How about Americans’ Dreams for a Better Future?

By Wayne Lutton, Ph.D.
Volume 24, Number 2 (Winter 2014)
Issue theme: "Whatever happened to the American Dream?"


Late last year, the bipartisan No Labels organization conducted a survey, which found that only 38 percent of the respondents feel America’s best days are ahead of us, versus the majority who think that time has passed. Only 26 percent believe that the next generation of Americans will be better off than this generation, with 62 percent concluding that the coming generation will be worse off. A recent Bloomberg survey found that 68 percent of respondents said that the gap between rich and everyone else is getting bigger, and 64 percent said that individuals do not have an equal chance of getting ahead [William Galston, “A Decade of Decline in the American Dream,” Wall Street Journal, December 18, 2013, p. A 15].
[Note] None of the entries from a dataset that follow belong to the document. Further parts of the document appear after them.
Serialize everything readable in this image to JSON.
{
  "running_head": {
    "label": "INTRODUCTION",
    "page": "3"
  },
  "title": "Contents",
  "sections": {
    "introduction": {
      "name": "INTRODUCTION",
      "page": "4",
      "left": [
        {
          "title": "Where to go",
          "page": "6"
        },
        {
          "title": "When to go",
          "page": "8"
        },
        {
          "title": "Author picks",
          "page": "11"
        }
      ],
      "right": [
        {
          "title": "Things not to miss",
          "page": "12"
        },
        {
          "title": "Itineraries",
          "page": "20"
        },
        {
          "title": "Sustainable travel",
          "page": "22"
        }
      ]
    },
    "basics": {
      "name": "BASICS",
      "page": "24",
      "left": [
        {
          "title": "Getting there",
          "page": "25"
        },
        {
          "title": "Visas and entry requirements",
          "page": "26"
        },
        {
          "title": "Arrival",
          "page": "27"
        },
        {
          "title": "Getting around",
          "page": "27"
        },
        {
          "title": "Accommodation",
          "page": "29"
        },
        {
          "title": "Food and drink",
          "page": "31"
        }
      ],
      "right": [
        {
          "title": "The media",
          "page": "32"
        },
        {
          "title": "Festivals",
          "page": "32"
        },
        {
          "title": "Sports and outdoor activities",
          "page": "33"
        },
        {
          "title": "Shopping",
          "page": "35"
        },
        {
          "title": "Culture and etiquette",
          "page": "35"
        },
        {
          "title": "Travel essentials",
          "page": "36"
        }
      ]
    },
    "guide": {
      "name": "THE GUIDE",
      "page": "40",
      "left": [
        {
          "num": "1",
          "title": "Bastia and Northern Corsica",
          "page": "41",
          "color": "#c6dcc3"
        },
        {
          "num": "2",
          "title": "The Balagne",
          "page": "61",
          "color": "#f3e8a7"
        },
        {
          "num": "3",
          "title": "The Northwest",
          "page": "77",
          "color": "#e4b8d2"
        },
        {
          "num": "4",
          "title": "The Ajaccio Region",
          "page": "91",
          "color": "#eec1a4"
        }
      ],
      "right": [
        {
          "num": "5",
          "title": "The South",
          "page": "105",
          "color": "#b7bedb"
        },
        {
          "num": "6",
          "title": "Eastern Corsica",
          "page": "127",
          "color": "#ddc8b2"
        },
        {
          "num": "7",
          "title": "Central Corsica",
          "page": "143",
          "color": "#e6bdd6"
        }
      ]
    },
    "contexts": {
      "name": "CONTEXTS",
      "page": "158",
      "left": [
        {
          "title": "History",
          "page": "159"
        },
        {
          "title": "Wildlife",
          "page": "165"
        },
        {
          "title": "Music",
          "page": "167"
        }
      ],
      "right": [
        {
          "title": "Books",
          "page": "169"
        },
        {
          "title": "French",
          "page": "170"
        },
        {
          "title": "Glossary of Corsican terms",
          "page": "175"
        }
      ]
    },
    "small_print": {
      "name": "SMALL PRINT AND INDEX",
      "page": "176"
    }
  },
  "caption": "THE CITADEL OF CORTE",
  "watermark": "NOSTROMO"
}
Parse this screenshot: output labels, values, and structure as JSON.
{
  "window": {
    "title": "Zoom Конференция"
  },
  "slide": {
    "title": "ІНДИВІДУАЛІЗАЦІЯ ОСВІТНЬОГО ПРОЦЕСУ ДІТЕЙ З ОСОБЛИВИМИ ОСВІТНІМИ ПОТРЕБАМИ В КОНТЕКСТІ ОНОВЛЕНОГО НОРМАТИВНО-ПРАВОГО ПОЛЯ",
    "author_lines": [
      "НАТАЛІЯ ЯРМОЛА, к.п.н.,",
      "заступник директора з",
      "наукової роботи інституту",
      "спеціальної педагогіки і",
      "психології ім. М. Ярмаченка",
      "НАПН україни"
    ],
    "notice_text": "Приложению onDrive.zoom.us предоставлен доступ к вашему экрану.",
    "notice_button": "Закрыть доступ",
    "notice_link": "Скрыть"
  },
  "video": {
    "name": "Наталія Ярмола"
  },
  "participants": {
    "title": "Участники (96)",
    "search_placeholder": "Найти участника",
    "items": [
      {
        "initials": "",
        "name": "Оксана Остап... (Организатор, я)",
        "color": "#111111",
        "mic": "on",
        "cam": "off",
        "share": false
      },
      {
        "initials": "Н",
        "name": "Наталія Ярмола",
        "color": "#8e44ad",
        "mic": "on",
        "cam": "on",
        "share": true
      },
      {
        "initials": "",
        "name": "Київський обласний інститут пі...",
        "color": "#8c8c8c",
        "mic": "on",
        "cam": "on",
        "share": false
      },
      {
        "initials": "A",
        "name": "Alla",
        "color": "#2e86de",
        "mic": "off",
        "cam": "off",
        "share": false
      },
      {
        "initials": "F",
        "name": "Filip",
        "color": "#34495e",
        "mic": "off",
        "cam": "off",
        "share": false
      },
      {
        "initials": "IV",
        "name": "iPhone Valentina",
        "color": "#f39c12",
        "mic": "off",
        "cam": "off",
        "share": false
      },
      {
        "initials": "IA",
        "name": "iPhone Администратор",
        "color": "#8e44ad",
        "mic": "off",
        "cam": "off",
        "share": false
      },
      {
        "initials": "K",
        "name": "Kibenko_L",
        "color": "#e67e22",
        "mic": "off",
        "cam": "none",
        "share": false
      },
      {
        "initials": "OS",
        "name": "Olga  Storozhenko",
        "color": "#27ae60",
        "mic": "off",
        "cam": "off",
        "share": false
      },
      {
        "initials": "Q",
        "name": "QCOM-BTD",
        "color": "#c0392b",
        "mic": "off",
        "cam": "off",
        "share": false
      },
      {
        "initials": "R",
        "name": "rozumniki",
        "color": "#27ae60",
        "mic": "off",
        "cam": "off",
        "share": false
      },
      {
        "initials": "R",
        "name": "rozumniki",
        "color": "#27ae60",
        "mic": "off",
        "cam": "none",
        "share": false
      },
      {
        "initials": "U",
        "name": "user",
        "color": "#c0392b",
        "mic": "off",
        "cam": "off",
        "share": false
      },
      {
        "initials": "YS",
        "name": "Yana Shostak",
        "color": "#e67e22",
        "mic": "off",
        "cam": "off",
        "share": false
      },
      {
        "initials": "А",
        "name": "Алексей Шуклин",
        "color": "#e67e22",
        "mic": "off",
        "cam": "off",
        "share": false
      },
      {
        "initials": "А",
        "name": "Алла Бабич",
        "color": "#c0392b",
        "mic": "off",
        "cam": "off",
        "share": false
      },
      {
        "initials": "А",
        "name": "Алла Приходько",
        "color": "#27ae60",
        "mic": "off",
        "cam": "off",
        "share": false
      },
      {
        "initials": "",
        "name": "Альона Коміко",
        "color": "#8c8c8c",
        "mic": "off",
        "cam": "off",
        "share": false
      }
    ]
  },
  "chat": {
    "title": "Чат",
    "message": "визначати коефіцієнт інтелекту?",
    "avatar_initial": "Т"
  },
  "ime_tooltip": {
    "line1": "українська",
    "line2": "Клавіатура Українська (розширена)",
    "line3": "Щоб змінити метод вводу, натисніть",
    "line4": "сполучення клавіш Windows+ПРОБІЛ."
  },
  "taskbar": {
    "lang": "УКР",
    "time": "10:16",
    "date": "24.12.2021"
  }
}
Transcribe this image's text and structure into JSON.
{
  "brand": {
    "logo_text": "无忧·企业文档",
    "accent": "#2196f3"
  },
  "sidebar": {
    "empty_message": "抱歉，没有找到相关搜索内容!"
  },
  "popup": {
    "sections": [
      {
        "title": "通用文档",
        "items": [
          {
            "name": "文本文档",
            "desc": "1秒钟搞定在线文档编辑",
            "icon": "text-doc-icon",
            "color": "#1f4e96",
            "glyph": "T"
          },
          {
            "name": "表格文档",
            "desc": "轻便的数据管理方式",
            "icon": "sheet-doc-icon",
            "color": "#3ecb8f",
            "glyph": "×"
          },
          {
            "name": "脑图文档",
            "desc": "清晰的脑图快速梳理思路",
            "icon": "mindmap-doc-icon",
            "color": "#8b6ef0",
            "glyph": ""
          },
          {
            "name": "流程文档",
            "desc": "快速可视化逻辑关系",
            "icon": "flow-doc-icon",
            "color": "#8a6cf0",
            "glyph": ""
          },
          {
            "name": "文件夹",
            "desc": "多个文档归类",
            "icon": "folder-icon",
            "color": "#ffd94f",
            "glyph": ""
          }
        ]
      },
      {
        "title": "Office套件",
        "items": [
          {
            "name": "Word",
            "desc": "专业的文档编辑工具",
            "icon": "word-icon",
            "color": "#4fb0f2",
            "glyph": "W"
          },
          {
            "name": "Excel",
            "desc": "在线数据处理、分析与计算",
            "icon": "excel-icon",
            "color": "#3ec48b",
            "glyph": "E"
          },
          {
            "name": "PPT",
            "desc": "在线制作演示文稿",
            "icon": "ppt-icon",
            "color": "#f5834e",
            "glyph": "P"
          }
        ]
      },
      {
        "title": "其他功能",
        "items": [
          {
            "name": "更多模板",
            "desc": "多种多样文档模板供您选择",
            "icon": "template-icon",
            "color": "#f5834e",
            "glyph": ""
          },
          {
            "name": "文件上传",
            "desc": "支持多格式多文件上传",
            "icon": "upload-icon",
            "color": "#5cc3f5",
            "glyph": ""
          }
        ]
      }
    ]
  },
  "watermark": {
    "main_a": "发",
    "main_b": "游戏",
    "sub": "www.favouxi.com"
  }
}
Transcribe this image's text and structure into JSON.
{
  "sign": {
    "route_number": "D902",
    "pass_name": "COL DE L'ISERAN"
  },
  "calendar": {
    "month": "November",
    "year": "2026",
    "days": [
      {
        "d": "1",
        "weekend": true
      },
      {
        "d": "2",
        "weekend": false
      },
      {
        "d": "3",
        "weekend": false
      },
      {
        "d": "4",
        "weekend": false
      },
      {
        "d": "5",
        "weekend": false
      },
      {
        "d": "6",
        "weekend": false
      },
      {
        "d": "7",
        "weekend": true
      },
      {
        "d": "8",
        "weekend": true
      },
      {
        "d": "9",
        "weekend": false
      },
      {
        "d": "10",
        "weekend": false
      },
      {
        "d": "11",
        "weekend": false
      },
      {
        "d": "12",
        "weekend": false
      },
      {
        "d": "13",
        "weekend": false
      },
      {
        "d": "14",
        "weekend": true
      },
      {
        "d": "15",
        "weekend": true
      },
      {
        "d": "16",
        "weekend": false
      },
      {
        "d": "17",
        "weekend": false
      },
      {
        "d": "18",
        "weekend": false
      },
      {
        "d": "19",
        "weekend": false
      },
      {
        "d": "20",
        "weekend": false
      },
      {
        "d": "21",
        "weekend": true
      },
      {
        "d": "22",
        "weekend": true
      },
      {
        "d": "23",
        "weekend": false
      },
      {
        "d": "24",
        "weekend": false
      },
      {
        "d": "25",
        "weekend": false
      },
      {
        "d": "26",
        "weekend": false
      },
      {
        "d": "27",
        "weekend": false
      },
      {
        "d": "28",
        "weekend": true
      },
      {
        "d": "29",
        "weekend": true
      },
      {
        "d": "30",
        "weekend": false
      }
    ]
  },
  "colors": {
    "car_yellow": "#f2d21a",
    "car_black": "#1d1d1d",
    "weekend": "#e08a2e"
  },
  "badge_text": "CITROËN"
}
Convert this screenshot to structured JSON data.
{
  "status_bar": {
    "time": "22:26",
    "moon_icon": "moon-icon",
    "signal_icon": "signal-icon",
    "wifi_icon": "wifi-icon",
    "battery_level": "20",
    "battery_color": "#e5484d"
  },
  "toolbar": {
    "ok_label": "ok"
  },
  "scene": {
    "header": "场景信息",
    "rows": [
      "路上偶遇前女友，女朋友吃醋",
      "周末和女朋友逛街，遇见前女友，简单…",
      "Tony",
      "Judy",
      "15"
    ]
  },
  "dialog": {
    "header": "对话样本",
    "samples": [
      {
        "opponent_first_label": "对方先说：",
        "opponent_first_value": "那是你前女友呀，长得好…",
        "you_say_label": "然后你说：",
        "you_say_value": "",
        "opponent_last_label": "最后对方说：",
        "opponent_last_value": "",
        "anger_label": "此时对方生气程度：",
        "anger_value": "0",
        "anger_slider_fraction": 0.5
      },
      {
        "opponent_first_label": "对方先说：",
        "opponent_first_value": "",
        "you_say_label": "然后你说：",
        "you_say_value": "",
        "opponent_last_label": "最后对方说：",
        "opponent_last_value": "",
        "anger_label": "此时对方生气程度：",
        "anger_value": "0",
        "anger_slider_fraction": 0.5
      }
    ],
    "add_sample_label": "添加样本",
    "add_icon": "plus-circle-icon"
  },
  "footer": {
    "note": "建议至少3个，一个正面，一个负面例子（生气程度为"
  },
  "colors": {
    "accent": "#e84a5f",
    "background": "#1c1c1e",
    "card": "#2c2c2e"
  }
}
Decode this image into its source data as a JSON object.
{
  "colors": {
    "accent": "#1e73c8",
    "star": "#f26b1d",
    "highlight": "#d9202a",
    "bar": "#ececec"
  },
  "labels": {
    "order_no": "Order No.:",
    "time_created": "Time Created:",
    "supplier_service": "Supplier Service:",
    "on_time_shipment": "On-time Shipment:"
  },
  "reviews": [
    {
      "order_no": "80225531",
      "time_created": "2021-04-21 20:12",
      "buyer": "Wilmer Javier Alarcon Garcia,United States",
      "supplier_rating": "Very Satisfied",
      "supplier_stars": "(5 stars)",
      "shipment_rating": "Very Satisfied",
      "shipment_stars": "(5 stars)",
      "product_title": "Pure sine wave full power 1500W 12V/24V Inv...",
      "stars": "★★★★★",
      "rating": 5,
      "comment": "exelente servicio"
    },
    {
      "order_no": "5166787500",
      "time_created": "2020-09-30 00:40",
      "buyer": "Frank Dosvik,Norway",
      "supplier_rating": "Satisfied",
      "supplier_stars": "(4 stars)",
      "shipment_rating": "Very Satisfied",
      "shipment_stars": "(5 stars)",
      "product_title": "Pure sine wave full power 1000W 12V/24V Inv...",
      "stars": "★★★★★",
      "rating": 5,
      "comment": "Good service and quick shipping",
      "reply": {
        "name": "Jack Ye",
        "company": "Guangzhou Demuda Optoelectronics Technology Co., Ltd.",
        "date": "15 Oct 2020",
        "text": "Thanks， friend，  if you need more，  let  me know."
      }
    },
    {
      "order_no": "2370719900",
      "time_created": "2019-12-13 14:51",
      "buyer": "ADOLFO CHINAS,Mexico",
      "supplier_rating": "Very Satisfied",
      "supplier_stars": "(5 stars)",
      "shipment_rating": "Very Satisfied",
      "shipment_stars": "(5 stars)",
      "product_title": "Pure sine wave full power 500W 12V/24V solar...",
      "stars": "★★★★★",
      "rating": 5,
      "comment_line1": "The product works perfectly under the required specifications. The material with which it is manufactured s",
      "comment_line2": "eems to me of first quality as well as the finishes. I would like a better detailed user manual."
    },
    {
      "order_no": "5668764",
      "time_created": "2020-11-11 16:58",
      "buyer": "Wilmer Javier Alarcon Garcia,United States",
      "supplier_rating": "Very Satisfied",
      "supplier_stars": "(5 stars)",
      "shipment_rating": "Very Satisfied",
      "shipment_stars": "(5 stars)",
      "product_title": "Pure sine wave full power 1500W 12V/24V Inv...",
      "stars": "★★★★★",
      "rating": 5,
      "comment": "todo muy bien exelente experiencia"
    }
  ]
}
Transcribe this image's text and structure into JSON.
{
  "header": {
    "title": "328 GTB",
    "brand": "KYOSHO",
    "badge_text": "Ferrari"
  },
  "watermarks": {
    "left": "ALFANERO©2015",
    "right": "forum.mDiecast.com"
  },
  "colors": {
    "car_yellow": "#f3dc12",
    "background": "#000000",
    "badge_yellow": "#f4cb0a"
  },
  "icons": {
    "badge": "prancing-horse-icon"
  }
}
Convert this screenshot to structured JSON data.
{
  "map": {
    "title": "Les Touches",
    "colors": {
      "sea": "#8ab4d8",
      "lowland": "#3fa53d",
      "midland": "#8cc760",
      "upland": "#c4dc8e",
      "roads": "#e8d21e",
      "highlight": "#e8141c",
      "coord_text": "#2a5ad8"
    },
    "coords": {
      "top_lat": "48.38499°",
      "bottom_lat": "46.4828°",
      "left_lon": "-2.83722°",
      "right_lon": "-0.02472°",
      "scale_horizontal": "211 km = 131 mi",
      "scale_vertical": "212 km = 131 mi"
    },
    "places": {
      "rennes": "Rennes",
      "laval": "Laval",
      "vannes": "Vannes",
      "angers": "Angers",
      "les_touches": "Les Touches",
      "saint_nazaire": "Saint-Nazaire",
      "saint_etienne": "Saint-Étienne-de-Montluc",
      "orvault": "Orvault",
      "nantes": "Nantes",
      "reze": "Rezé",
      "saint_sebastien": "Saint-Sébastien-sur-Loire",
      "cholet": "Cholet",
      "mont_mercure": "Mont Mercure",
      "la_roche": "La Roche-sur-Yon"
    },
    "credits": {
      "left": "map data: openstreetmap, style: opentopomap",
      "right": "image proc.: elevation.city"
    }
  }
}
On December 6, 2013, the federal government released its end of the year report on the job market. In November, employers added about 200,000 jobs for a total of around 2.3 million over the past year. But these additions remained too weak to recoup from the millions of jobs lost during the depths of the recession in 2008-2009. And, as Edwin Rubenstein has documented, too many of the new jobs are going to immigrants, not people already here legally. The federal report disclosed that there was no decline in the number of long-term unemployed — those out of work for more than six months. The share of the population working or actively looking for work continues to trend downward, with the participation rate now at a 35-year low. Furthermore, as Ben Casselman and Jon Hilsenrath noted in their Wall Street Journal analysis, “It isn’t only the number of jobs that matters, but the quality — a concern during the recovery due to weak wage growth and a concentration of job gains in low-paying sectors…. Nearly a third of private-sector gains came from retailers, hotels, restaurants and temporary-help agencies — typically low-paying sectors.” [Casselman and Hilsenrath, “Job Market Needs to Find Higher Gear,” WSJ, December 7-8, 2013, p. A 4]

The contributors to this issue of The Social Contract review how mass immigration, and related issues, including outsourcing and technological change, is shattering the American Dream. As we go to press, a coalition of what Donald Collins, in his VDARE.com column of January 16, 2014, identifies as “cheap labor importers, job exporters, ethnic tribalists, and religious hypocrites” is trying to pass a set of “comprehensive” immigration laws that would triple legal immigration during the coming decade by providing 30 million green cards to immigrants while giving “temporary” work permits to at least 15-million guest workers. As CNBC “Mad Money” host Jim Cramer responded, “The United Statres needs to focus on getting jobs for U.S. citizens instead of hiring immigrants and making deals with other nations for cheap labor….To me, this is so basic. We obviously should be taking care of our own.”

 

About the author

Wayne Lutton is editor of The Social Contract.